Campaña de menosprecio que llega hasta nuestros días. Un escritor afamado como el inglés Anthony Burgess (autor, por ejemplo, de la novela La naranja mecánica de 1962, que llevaría al cine Stanley Kubrick), al que se le supone cultura literaria, ignora con displicencia al mismísimo Tirso de Molina, afirmando que el mito de Don Juan «lo encontramos por primera vez, según recuerdo, en un drama español del siglo XVII titulado El burlador de Sevilla, aunque ésta es apenas la primera cristalización literaria de una vieja leyenda… El desenlace de Da Ponte es mejor». Lo que convendría recordarle a Burgess es que Don Juan, primero, es personaje literario y, sólo después, mito cultural. Precisamente a partir de fray Gabriel Téllez es cuando vendrían adaptaciones de Don Juan, algunas magníficas, debidas a autores de la talla de Goldoni, E.T.A. Hoffmann, George Sand, Lord Byron, Alfred de Musset, Pushkin, Nikolaus Lenau, Tolstoi, Bernard Shaw o Bertolt Brecht, que van cimentando el mito universal. Pero siempre, eso sí, después de Tirso. Los que urdieron la «leyenda negra», eludieron, como es natural, mencionar este detalle. Y es que, como apunta el musicólogo Andrés Ibáñez, “Parece que resulta difícil aceptar que un mito que ha llegado a hacerse tan universal fuera la creación de una persona, de un escritor, y que este escritor, precisamente, fuera español. Es triste que haya que insistir en ello”.

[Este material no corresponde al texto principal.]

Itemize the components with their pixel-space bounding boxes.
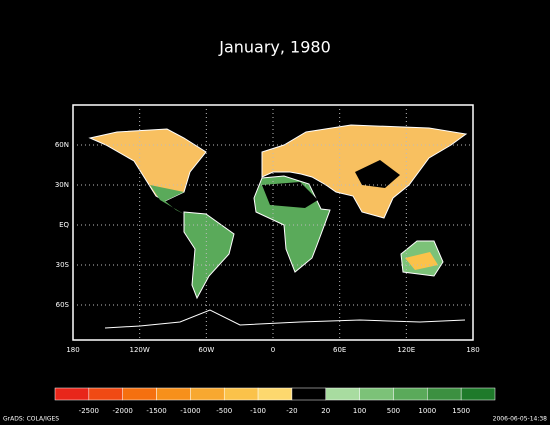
colorbar-label: -20 (286, 407, 297, 415)
lon-label: 180 (466, 346, 479, 354)
antarctica-coast (104, 309, 466, 329)
colorbar-box (122, 387, 157, 401)
colorbar-label: -500 (216, 407, 232, 415)
colorbar-label: 100 (353, 407, 366, 415)
colorbar-label: -2500 (79, 407, 99, 415)
footer-left: GrADS: COLA/IGES (3, 416, 59, 423)
lon-label: 0 (271, 346, 275, 354)
colorbar-box (359, 387, 394, 401)
colorbar-box (257, 387, 293, 401)
colorbar-label: 1000 (418, 407, 436, 415)
colorbar-box (54, 387, 90, 401)
lon-label: 180 (66, 346, 79, 354)
colorbar-label: -1500 (146, 407, 166, 415)
lon-label: 60E (333, 346, 346, 354)
lon-label: 60W (198, 346, 214, 354)
colorbar-box (156, 387, 191, 401)
lat-label: EQ (59, 221, 69, 229)
asia-desert (355, 160, 400, 188)
lat-label: 30S (56, 261, 70, 269)
colorbar-box (291, 387, 327, 401)
colorbar-box (427, 387, 462, 401)
lat-label: 60N (55, 141, 69, 149)
colorbar-box (190, 387, 225, 401)
sahara (262, 182, 318, 208)
colorbar-label: 500 (387, 407, 400, 415)
lon-label: 120W (130, 346, 150, 354)
lat-label: 60S (56, 301, 70, 309)
lat-label: 30N (55, 181, 69, 189)
colorbar-label: 20 (321, 407, 330, 415)
footer-right: 2006-06-05-14:38 (493, 416, 548, 423)
colorbar-label: -2000 (113, 407, 133, 415)
central-america (150, 185, 184, 214)
continents (88, 124, 468, 329)
north-america (88, 128, 207, 202)
colorbar-box (460, 387, 496, 401)
lon-label: 120E (397, 346, 415, 354)
south-america (183, 211, 235, 300)
colorbar-box (223, 387, 259, 401)
colorbar-box (88, 387, 123, 401)
colorbar-box (393, 387, 428, 401)
title: January, 1980 (218, 38, 331, 57)
colorbar-box (325, 387, 360, 401)
colorbar-label: -1000 (180, 407, 200, 415)
colorbar-label: 1500 (452, 407, 470, 415)
colorbar-label: -100 (250, 407, 266, 415)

Lorenzo da Ponte, para escribir el libreto de la ópera de Mozart, bebe básicamente de la tragicomedia Dom Juan ou le festin de Pierre (1665) del dramaturgo Jean-Baptiste Poquelin (1622-1673, más conocido como Molière). De esta manera la historia española, en vez de presentarse a partir de su fuente original, cruza a Francia (Molière), de aquí se traslada a Italia (Da Ponte) para finalmente desembarcar en Alemania (Mozart), perdiendo poco a poco su esencia y peculiaridades. Causa extrañeza que el libreto que emplea Mozart, que es quien eleva musicalmente el personaje local a mito universal, no nombre en ningún momento a la ciudad andaluza en que Tirso de Molina ubicaba las andanzas del conquistador (hay una solitaria referencia a ¡Burgos!), limitándose a señalar de un modo genérico que «la acción se sitúa en España en el siglo XVII» y significativamente sólo se dedica al país de nacimiento del protagonista una mención en toda la ópera y de pasada con el famoso recuento de conquistas de Don Juan: «Ma in Ispagna son già mille e tre / Pero en España ya van mil tres». Ningún rastro más de España y lo español en Don Giovanni. Así también se escribe la «leyenda negra».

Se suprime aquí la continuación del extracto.